The North severed the West Sea hotline in protest against the Park Geun-hye government’s shutdown of the Kaesong factory park in February 2016. But three months later, Kim proposed military talks to defuse tension during the 7th Congress of the ruling Workers’ Party, followed by an official gesture by the People’s Armed Forces through the channel. But the South brushed the suggestion off, demanding Pyongyang first take steps to denuclearize.

If the communist state agrees, it would be the first inter-Korean military contact since October 2014.

Yet even if it does, the prospects of the negotiations remain shaky given the gap in positions between the sides, observers say. Given the “comprehensive” nature of the talks, the headstrong regime may also bring up South Korea-US joint military drills, the dispatch of US strategic assets, the deployment of the US’ Terminal High Altitude Area Defense here, and other issues from which Seoul could not budge.

Or, even before the sides sit down across the table, they could spend days and weeks engaged in a heated war of nerves over the rank of each other’s chief negotiator and protocol, which have in the past resulted in the breakdown of talks.

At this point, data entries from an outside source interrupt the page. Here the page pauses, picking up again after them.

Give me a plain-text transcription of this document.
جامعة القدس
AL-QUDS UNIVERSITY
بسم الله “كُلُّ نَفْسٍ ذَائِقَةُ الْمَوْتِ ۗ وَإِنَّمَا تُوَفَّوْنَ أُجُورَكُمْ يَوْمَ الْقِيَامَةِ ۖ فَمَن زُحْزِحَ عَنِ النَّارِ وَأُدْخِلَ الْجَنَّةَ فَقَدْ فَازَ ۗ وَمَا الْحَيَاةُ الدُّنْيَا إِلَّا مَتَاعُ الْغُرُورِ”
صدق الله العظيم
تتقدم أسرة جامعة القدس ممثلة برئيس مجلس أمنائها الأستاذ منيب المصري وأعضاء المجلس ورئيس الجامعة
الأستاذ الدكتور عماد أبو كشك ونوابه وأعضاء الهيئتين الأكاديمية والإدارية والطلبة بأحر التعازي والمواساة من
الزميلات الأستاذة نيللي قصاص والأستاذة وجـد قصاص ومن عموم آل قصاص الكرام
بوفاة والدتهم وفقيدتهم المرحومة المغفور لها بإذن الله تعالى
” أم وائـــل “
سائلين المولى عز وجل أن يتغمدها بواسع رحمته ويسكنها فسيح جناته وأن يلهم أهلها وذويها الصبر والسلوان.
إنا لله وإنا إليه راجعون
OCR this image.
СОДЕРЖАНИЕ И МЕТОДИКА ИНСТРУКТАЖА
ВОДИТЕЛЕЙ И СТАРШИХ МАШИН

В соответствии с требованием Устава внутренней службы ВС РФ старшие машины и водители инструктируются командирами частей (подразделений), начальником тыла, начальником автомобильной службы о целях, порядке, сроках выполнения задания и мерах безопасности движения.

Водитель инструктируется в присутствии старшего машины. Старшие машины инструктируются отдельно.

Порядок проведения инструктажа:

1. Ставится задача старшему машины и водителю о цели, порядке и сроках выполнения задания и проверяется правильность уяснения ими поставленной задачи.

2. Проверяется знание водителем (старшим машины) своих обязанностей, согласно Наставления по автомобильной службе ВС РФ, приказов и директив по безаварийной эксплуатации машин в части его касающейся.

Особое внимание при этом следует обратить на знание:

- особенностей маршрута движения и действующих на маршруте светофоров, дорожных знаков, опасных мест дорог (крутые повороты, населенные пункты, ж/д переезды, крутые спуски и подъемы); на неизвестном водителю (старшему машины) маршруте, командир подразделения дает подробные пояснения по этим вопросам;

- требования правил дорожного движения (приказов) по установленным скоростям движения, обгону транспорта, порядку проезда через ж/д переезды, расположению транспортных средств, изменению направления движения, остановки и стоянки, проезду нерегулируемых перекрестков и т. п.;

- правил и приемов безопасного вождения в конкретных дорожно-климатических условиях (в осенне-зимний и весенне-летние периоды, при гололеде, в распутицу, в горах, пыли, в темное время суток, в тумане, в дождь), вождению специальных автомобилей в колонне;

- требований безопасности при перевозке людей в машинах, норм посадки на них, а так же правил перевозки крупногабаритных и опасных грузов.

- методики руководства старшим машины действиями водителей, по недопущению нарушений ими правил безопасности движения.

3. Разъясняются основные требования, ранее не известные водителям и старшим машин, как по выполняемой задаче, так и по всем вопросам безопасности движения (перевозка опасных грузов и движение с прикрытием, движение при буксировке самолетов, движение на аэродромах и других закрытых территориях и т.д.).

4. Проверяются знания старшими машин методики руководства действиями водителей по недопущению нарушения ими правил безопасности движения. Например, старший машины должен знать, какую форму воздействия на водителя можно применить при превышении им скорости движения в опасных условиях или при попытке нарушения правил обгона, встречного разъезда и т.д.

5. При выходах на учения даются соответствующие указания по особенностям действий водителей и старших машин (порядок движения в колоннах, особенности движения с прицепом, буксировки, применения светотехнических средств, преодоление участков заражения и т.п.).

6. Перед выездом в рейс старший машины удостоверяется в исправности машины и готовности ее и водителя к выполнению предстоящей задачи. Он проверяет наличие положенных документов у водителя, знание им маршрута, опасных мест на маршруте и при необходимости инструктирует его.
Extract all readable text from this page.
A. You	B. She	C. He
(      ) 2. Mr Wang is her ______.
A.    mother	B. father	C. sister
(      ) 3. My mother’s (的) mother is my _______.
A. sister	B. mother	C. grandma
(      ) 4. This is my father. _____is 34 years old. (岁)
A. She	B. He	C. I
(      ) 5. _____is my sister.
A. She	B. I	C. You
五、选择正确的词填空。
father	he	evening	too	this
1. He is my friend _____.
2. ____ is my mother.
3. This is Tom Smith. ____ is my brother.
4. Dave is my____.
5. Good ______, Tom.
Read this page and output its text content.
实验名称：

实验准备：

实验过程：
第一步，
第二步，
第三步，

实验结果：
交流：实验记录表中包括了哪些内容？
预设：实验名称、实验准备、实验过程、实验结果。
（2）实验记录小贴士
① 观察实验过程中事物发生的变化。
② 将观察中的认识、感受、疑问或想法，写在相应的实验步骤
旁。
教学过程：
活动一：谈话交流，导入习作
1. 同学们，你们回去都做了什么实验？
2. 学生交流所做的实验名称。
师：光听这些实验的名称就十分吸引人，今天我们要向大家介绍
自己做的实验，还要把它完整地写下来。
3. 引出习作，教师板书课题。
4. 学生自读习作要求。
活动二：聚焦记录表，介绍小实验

The envisaged plan for family reunions faces its own daunting challenges.

Kim Sun-hyang, acting president of the South’s Red Cross, suggested a meeting with its northern counterpart on Aug. 1 at the Peace House, Panmunjom’s southern conference building. The three-member delegation will be headed by the organization’s secretary-general Kim Gunn-joong, she said, asking the North to reply via a cross-border Red Cross liaison.

The two Koreas last held family reunions in October 2015.

The relations, however, have only gone downhill since then, with Pyongyang continuing nuclear and missile provocations.

Last month, Kim Yong-chol, a senior official in the North’s Committee for the Peaceful Unification of Korea in charge of inter-Korean affairs demanded in an interview that Seoul return 13 defectors as a precondition for family reunions.

He singled out a group of 12 who fled while working at a North Korean restaurant in China last year, and Kim Ryon-hui, a defector who requested to go back to her homeland in 2015.

The 13 were “being detained by force in South Korea” and without their immediate comeback, “there can never be any kind of humanitarian cooperation,” Kim Yong-chol told the AFP in Pyongyang.

The regime has been persistently insisting on their repatriation, saying they were kidnapped by the South Korean spy agency.

Seoul has dismissed the claims, saying it has already verified the 12 waitresses’ intentions to stay here, and Kim Ryon-hui had already become a South Korean and therefore is mandated to secure government approval to visit the North, with the only possibility for a temporary stay.

“Today’s proposal was a step to ease tension and establish peace in the initial phase (of the new administration) while resolving the pressing matters like the separated families,” Unification Minister Cho Myoung-gyon said at a separate news conference.

“There could be issues each side may raise, but we will settle our position in detail according to the North’s response,” he added, when asked on the North’s demand for the defectors’ return.